Mühen und Geld spielen in diesem Verfahren also keine Rolle, wenn es darum geht, die Angeklagte in ein möglichst positives Licht und den niedergestochenen Lkw-Fahrer, der wegen seiner offenkundig nicht fremdenfreundlichen Gesinnung auch der Staatsanwaltschaft kaum sympathisch sein kann, in ein möglichst schlechtes Licht zu rücken. Er wurde sogar von einem Privatdetektiv beschattet, der Negatives über ihn herausfinden sollte.

Der Zeuge aus der Schweiz sollte der Verteidigung ebenfalls helfen. Der gebürtige Deutsche hatte nach eigenem Bekunden von dem Fall im Spiegel, der sich auf Melanie M.s Seite geschlagen hat, gelesen und sich bei deren Verteidigern gemeldet. Er habe gesehen, was in der Nacht zum 20. September vorigen Jahres vor dem Käfer-Zelt auf der Wiesn vorgefallen sei, sagte der Mann bei einem Treffen, zu dem M.s Anwälte eigens nach Zürich geflogen waren.

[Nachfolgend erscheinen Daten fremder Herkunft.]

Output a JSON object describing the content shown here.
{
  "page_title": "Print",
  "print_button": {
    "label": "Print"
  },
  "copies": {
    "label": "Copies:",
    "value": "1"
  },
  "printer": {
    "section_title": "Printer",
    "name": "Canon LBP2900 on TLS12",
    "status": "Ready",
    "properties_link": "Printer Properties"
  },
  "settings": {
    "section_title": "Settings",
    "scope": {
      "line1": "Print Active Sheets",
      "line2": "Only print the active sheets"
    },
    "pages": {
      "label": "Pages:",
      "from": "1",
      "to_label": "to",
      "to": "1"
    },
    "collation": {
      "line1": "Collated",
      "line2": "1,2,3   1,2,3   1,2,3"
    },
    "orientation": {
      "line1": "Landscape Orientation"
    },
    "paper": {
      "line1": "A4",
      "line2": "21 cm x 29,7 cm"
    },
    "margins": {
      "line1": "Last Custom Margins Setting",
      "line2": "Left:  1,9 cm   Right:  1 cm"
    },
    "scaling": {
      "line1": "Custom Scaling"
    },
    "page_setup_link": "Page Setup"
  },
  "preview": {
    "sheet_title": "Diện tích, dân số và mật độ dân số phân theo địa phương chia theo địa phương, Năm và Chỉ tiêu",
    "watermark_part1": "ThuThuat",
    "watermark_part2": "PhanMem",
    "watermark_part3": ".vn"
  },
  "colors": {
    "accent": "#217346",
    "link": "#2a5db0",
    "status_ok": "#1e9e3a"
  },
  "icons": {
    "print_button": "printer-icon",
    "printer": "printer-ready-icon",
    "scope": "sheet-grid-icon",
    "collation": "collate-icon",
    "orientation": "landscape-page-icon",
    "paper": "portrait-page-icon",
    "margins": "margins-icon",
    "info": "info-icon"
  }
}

Auch vor Gericht bestätigte der Zeuge nun, dass er nach Zeltschluss alleine über das Festgelände gebummelt und schließlich bei Käfer gelandet sei. Dort habe er einen Mann gesehen, der eine Frau an den Schultern packte und ihr mit der flachen Hand ins Gesicht schlug. "Sie versuchte, ihn mit den Füßen wegzutreten, traf ihn aber nicht", schilderte der Zeuge.

Wie die Staatsanwältin den Mann auf die Probe stellt

Damit stützte er Melanie M.s Behauptung, sie sei von dem Lastwagenfahrer derart angegangen worden, dass sie sich nicht mehr anders zu helfen gewusst habe, als sich mit einem Klappmesser gegen ihn zu wehren. Laut Anklage verletzte sie ihn mit dem Messer am Hals und stach ihm in die Milz, die in einer Notoperation entfernt werden musste.

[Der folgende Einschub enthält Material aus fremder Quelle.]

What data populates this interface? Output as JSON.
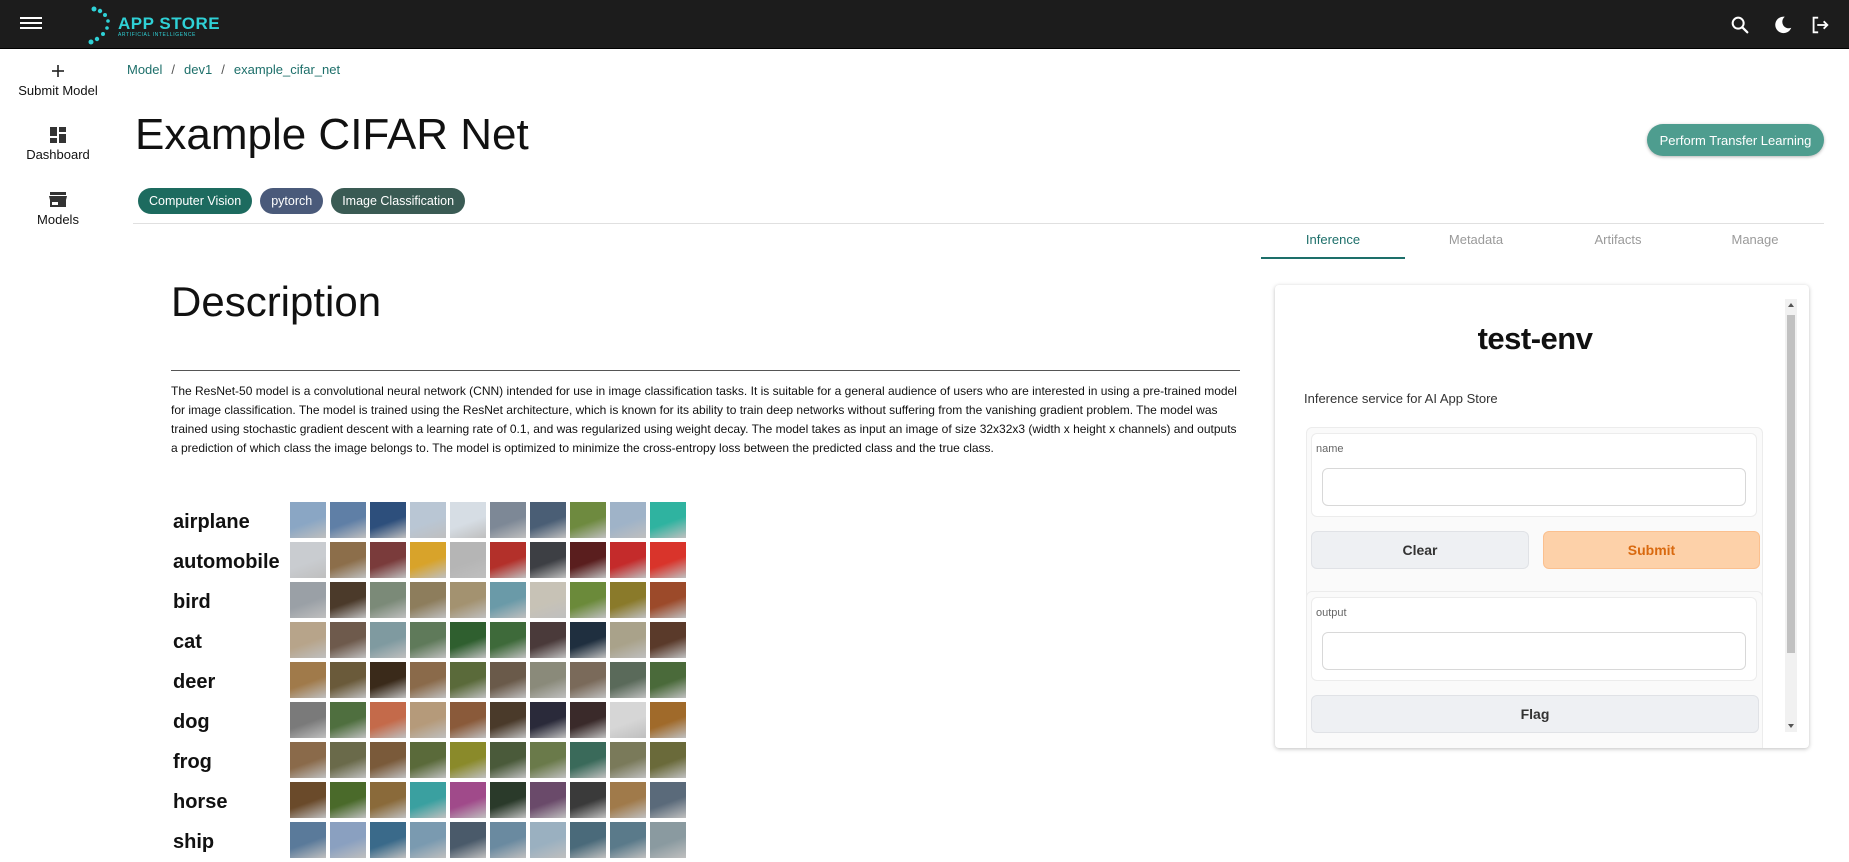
{
  "topbar": {
    "app_name": "APP STORE",
    "app_subtitle": "ARTIFICIAL INTELLIGENCE",
    "icons": [
      "menu-icon",
      "search-icon",
      "dark-mode-icon",
      "logout-icon"
    ]
  },
  "sidebar": {
    "items": [
      {
        "label": "Submit Model",
        "icon": "plus-icon"
      },
      {
        "label": "Dashboard",
        "icon": "dashboard-icon"
      },
      {
        "label": "Models",
        "icon": "store-icon"
      }
    ]
  },
  "breadcrumb": [
    "Model",
    "dev1",
    "example_cifar_net"
  ],
  "page": {
    "title": "Example CIFAR Net",
    "transfer_button": "Perform Transfer Learning",
    "tags": [
      {
        "label": "Computer Vision",
        "color": "#1d6b5f"
      },
      {
        "label": "pytorch",
        "color": "#4a5a7a"
      },
      {
        "label": "Image Classification",
        "color": "#3a5b54"
      }
    ]
  },
  "tabs": [
    {
      "label": "Inference",
      "active": true
    },
    {
      "label": "Metadata",
      "active": false
    },
    {
      "label": "Artifacts",
      "active": false
    },
    {
      "label": "Manage",
      "active": false
    }
  ],
  "description": {
    "heading": "Description",
    "text": "The ResNet-50 model is a convolutional neural network (CNN) intended for use in image classification tasks. It is suitable for a general audience of users who are interested in using a pre-trained model for image classification. The model is trained using the ResNet architecture, which is known for its ability to train deep networks without suffering from the vanishing gradient problem. The model was trained using stochastic gradient descent with a learning rate of 0.1, and was regularized using weight decay. The model takes as input an image of size 32x32x3 (width x height x channels) and outputs a prediction of which class the image belongs to. The model is optimized to minimize the cross-entropy loss between the predicted class and the true class.",
    "classes": [
      "airplane",
      "automobile",
      "bird",
      "cat",
      "deer",
      "dog",
      "frog",
      "horse",
      "ship"
    ]
  },
  "inference_panel": {
    "title": "test-env",
    "description": "Inference service for AI App Store",
    "input_label": "name",
    "input_value": "",
    "clear_button": "Clear",
    "submit_button": "Submit",
    "output_label": "output",
    "output_value": "",
    "flag_button": "Flag"
  },
  "colors": {
    "accent": "#1d6f6a",
    "topbar": "#1c1c1c",
    "logo": "#2fd1d6",
    "submit_bg": "#fdd1a9",
    "submit_text": "#d9690f"
  }
}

Über die Aussage des Zeugen wunderte sich zunächst der Vorsitzende Richter Norbert Riedmann. Aus dessen Sicht erinnerte sich der Geschäftsmann zu gut an alle möglichen Details aus jener Nacht. Riedmann fand es auch bemerkenswert, dass jemand allein zwei Stunden über das leere Wiesngelände bummelt, auf dem nur noch ein paar Besoffene umherirren.

Die Staatsanwältin schließlich stellte den Zeugen auf die Probe: "Sind sie vorbestraft?", fragte sie den Mann, der das zwei Mal gelassen verneinte. Die Anklägerin hielt ihm dann sein Strafregister mit zwei Eintragungen vor - Verurteilungen wegen Unterschlagung und Betrugs - und ließ den Mann festnehmen. Die Verteidigung verfolgte dies "wie vom Blitz getroffen", so Anwalt Ufer, das sei ein "Versuch von Beugehaft".

Nach diesem glücklosen Zeugen bot die Verteidigung den Hamburger Rechtsmediziner auf. Klaus Püschel meinte, der Messerstich in die Milz müsse nicht unbedingt so "wuchtig" gewesen sein, wie es in der Anklage dargestellt sei. Die Kraft für den Stich könnten auch seine Enkel aufbringen, sagte Püschel, und die seien noch keine zehn Jahre alt. Wenn Melanie M. nur leicht aus dem Handgelenk heraus zugestochen hätte, würde das der Verteidigung in die Hände spielen.

Püschel konnte aber nicht damit dienen, die Blutergüsse, die bei der Angeklagten am Ohr und Oberarm festgestellt worden waren, eindeutig einem Übergriff des Lastwagenfahrers zuzuschreiben. Der Professor zeigte sich in diesem Punkt vorsichtiger: "Sie könnte sich natürlich auch irgendwo gestoßen haben."

Der Prozess dauert an.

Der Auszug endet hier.